Cia goes back inside her home and begins packing her bag, choosing the three personal items she is allowed to take with her. After the talk with her father, her choices are not sentimental. She packs two sturdy outfits, a pair of boots, a pocketknife, and Zeen’s handy transit communicator that contains a compass, a calculator, and a communication system.


The opening chapters of the novel introduce readers to Cia and her post-apocalyptic world. Cia herself is a bright and capable young woman who has lofty plans for her future. She loves her family and her community, and she was raised to be familiar with the environment. Cia is also a prodigy when it comes to all things mechanical, so she loves to tinker with engines and technology. She has worked hard to become a candidate for the Testing, and all of her future plans rest on going to University.

The first chapter is filled with coming-of-age symbols and metaphors. From Cia’s clothes changing from pink to red to the hill that Cia must climb over to get to her graduation ceremony, Charbonneau makes it clear that in addition to whatever fantastical trials she will encounter, Cia’s journey will one of self-discovery and learning exactly what her morals and limits are. Though she is now an adult in the colony’s eyes, she still has a long way to go until she feels like one.

Though the reader doesn’t know much about what happened to the United Commonwealth, Cia mentions that her father and his team's work on fixing plants that were ruined from the biological warfare. The size of Cia’s class is also an indicator of how much damage the war caused. When a graduation class of fourteen students causes Cia to say that the colony is “thriving,” there must have been devastating losses during the war (2).

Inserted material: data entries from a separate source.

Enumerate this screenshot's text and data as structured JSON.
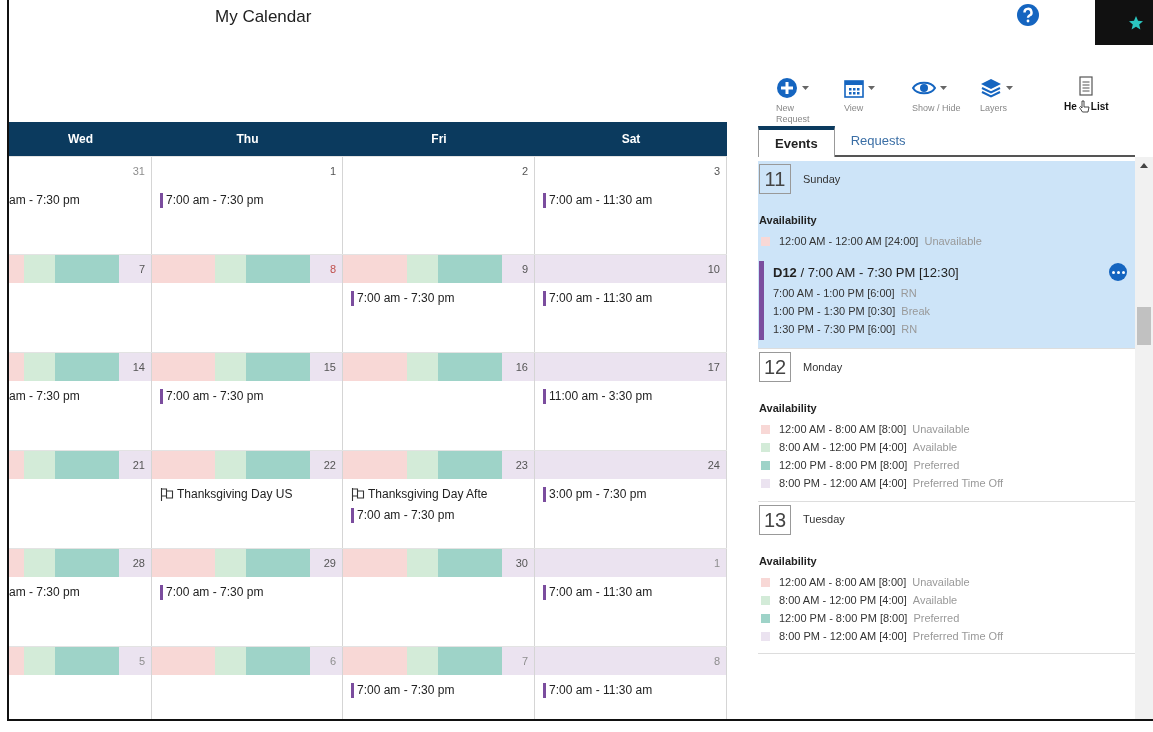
{
  "title": "My Calendar",
  "toolbar": [
    {
      "label": "New Request",
      "kind": "plus"
    },
    {
      "label": "View",
      "kind": "calendar"
    },
    {
      "label": "Show / Hide",
      "kind": "eye"
    },
    {
      "label": "Layers",
      "kind": "layers"
    }
  ],
  "help_list": {
    "label_start": "He",
    "label_end": "List"
  },
  "calendar": {
    "columns": [
      "Wed",
      "Thu",
      "Fri",
      "Sat"
    ],
    "weeks": [
      [
        {
          "day": "31",
          "other_month": true,
          "today": false,
          "kind": "plain",
          "events": [
            {
              "kind": "partial",
              "text": "am - 7:30 pm"
            }
          ]
        },
        {
          "day": "1",
          "other_month": false,
          "today": false,
          "kind": "plain",
          "events": [
            {
              "kind": "shift",
              "text": "7:00 am - 7:30 pm"
            }
          ]
        },
        {
          "day": "2",
          "other_month": false,
          "today": false,
          "kind": "plain"
        },
        {
          "day": "3",
          "other_month": false,
          "today": false,
          "kind": "plain",
          "events": [
            {
              "kind": "shift",
              "text": "7:00 am - 11:30 am"
            }
          ]
        }
      ],
      [
        {
          "day": "7",
          "other_month": false,
          "today": false,
          "kind": "weekday"
        },
        {
          "day": "8",
          "other_month": false,
          "today": true,
          "kind": "weekday"
        },
        {
          "day": "9",
          "other_month": false,
          "today": false,
          "kind": "weekday",
          "events": [
            {
              "kind": "shift",
              "text": "7:00 am - 7:30 pm"
            }
          ]
        },
        {
          "day": "10",
          "other_month": false,
          "today": false,
          "kind": "weekend",
          "events": [
            {
              "kind": "shift",
              "text": "7:00 am - 11:30 am"
            }
          ]
        }
      ],
      [
        {
          "day": "14",
          "other_month": false,
          "today": false,
          "kind": "weekday",
          "events": [
            {
              "kind": "partial",
              "text": "am - 7:30 pm"
            }
          ]
        },
        {
          "day": "15",
          "other_month": false,
          "today": false,
          "kind": "weekday",
          "events": [
            {
              "kind": "shift",
              "text": "7:00 am - 7:30 pm"
            }
          ]
        },
        {
          "day": "16",
          "other_month": false,
          "today": false,
          "kind": "weekday"
        },
        {
          "day": "17",
          "other_month": false,
          "today": false,
          "kind": "weekend",
          "events": [
            {
              "kind": "shift",
              "text": "11:00 am - 3:30 pm"
            }
          ]
        }
      ],
      [
        {
          "day": "21",
          "other_month": false,
          "today": false,
          "kind": "weekday"
        },
        {
          "day": "22",
          "other_month": false,
          "today": false,
          "kind": "weekday",
          "events": [
            {
              "kind": "holiday",
              "text": "Thanksgiving Day US"
            }
          ]
        },
        {
          "day": "23",
          "other_month": false,
          "today": false,
          "kind": "weekday",
          "events": [
            {
              "kind": "holiday",
              "text": "Thanksgiving Day Afte"
            },
            {
              "kind": "shift",
              "text": "7:00 am - 7:30 pm"
            }
          ]
        },
        {
          "day": "24",
          "other_month": false,
          "today": false,
          "kind": "weekend",
          "events": [
            {
              "kind": "shift",
              "text": "3:00 pm - 7:30 pm"
            }
          ]
        }
      ],
      [
        {
          "day": "28",
          "other_month": false,
          "today": false,
          "kind": "weekday",
          "events": [
            {
              "kind": "partial",
              "text": "am - 7:30 pm"
            }
          ]
        },
        {
          "day": "29",
          "other_month": false,
          "today": false,
          "kind": "weekday",
          "events": [
            {
              "kind": "shift",
              "text": "7:00 am - 7:30 pm"
            }
          ]
        },
        {
          "day": "30",
          "other_month": false,
          "today": false,
          "kind": "weekday"
        },
        {
          "day": "1",
          "other_month": true,
          "today": false,
          "kind": "weekend",
          "events": [
            {
              "kind": "shift",
              "text": "7:00 am - 11:30 am"
            }
          ]
        }
      ],
      [
        {
          "day": "5",
          "other_month": true,
          "today": false,
          "kind": "weekday"
        },
        {
          "day": "6",
          "other_month": true,
          "today": false,
          "kind": "weekday"
        },
        {
          "day": "7",
          "other_month": true,
          "today": false,
          "kind": "weekday",
          "events": [
            {
              "kind": "shift",
              "text": "7:00 am - 7:30 pm"
            }
          ]
        },
        {
          "day": "8",
          "other_month": true,
          "today": false,
          "kind": "weekend",
          "events": [
            {
              "kind": "shift",
              "text": "7:00 am - 11:30 am"
            }
          ]
        }
      ]
    ]
  },
  "tabs": [
    {
      "label": "Events",
      "selected": true
    },
    {
      "label": "Requests",
      "selected": false
    }
  ],
  "days": [
    {
      "number": "11",
      "name": "Sunday",
      "selected": true,
      "availability_label": "Availability",
      "availability": [
        {
          "time": "12:00 AM - 12:00 AM [24:00]",
          "status": "Unavailable",
          "color": "#f8d8d6"
        }
      ],
      "shifts": [
        {
          "title": "**D12** / 7:00 AM - 7:30 PM [12:30]",
          "segments": [
            {
              "time": "7:00 AM - 1:00 PM [6:00]",
              "role": "RN"
            },
            {
              "time": "1:00 PM - 1:30 PM [0:30]",
              "role": "Break"
            },
            {
              "time": "1:30 PM - 7:30 PM [6:00]",
              "role": "RN"
            }
          ]
        }
      ]
    },
    {
      "number": "12",
      "name": "Monday",
      "selected": false,
      "availability_label": "Availability",
      "availability": [
        {
          "time": "12:00 AM - 8:00 AM [8:00]",
          "status": "Unavailable",
          "color": "#f8d8d6"
        },
        {
          "time": "8:00 AM - 12:00 PM [4:00]",
          "status": "Available",
          "color": "#d3ebd8"
        },
        {
          "time": "12:00 PM - 8:00 PM [8:00]",
          "status": "Preferred",
          "color": "#9ed3c8"
        },
        {
          "time": "8:00 PM - 12:00 AM [4:00]",
          "status": "Preferred Time Off",
          "color": "#ebe3f0"
        }
      ]
    },
    {
      "number": "13",
      "name": "Tuesday",
      "selected": false,
      "availability_label": "Availability",
      "availability": [
        {
          "time": "12:00 AM - 8:00 AM [8:00]",
          "status": "Unavailable",
          "color": "#f8d8d6"
        },
        {
          "time": "8:00 AM - 12:00 PM [4:00]",
          "status": "Available",
          "color": "#d3ebd8"
        },
        {
          "time": "12:00 PM - 8:00 PM [8:00]",
          "status": "Preferred",
          "color": "#9ed3c8"
        },
        {
          "time": "8:00 PM - 12:00 AM [4:00]",
          "status": "Preferred Time Off",
          "color": "#ebe3f0"
        }
      ]
    }
  ]
}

In the aftermath of the war, the United Commonwealth enforced strict rules dictated by what those in power believe necessary to rebuild society. The Testing is a microcosm of these authoritarian measures. First, the punishment for refusing candidacy for the Testing is a charge of treason and a death sentence. Although this punishment is not rigorously enforced, the fact that such a ruling exists signals the life and death stakes surrounding the Testing, and the extreme measures that are in place to quash any rebellion. Also, Cia's father's violent memories do not seem to add up, as she wonders what place explosions and death have in assessing future academic success. It is clear even before the Testing begins that the government that controls the process have ulterior motives.

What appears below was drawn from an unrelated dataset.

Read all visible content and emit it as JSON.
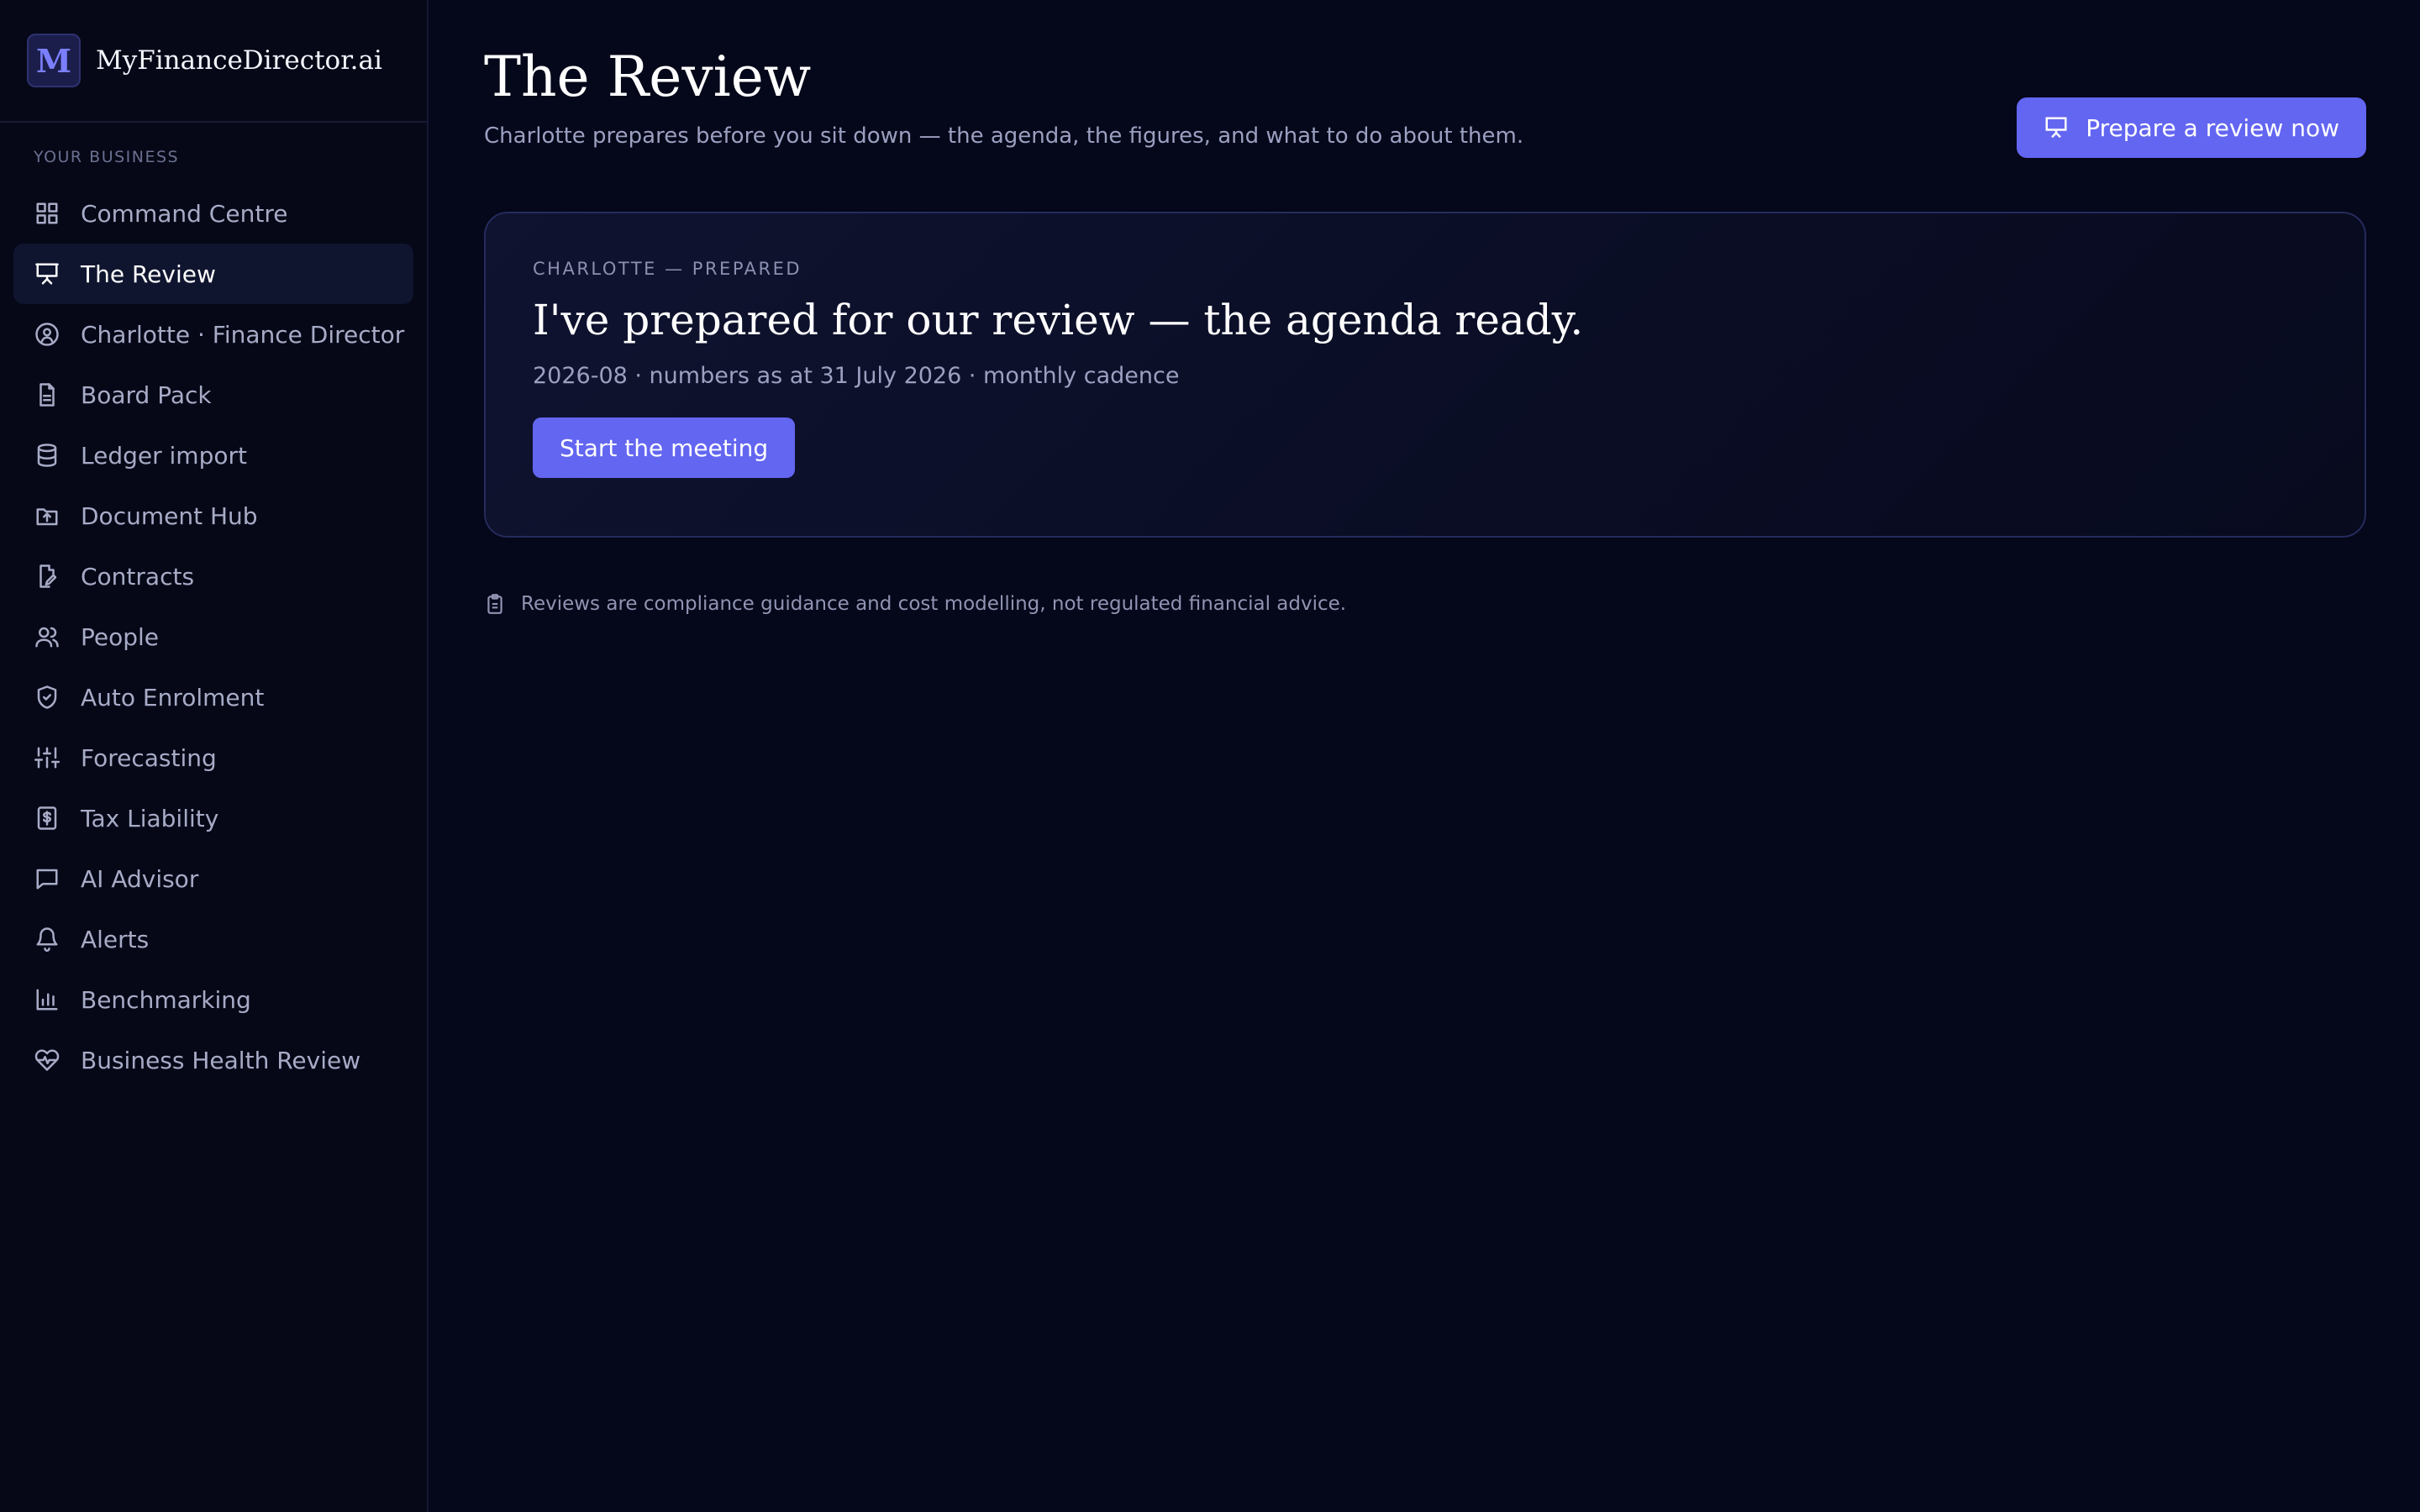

Cia’s parents are important to her, though it is clear that Cia’s father has more of a relationship with Cia than her mother. Cia sees her mother as a woman who constantly fusses over her children and pushes them to be out on their own. Cia notices this practice with Zeen, and she feels rushed when her mother tells her to find a job working as a mechanic’s assistant just hours after graduation. While it is easy to view Cia’s mother through Cia’s eyes, taking an objective look at Cia’s mother shows that she is merely trying keep her children safe in her own way. She doesn’t know exactly what happened during her husband’s Testing, but she has seen firsthand the effect it has had on him. She wants her children to be productive and keep their nose to the ground, but not at the risk of getting noticed by government officials.

Cia’s father, on the other hand, knows exactly how to tread the line of being useful while also not being noticed by the powers that be. Though Zeen does not know why his father did not give him the credit he deserved at graduation, his father was trying to protect him from being a target of the government. This same love makes him tell Cia exactly what to expect over the next few weeks. He wants his children to survive in this post-apocalyptic society, and he does what he believes is necessary to give them the best chance possible.

These relationship dynamics mirror the typical teenage feeling of being misunderstood, and the limits of their perception. In this way, The Testing aligns with other dystopian young adult fiction in using fantastical elements as a metaphor for growing up.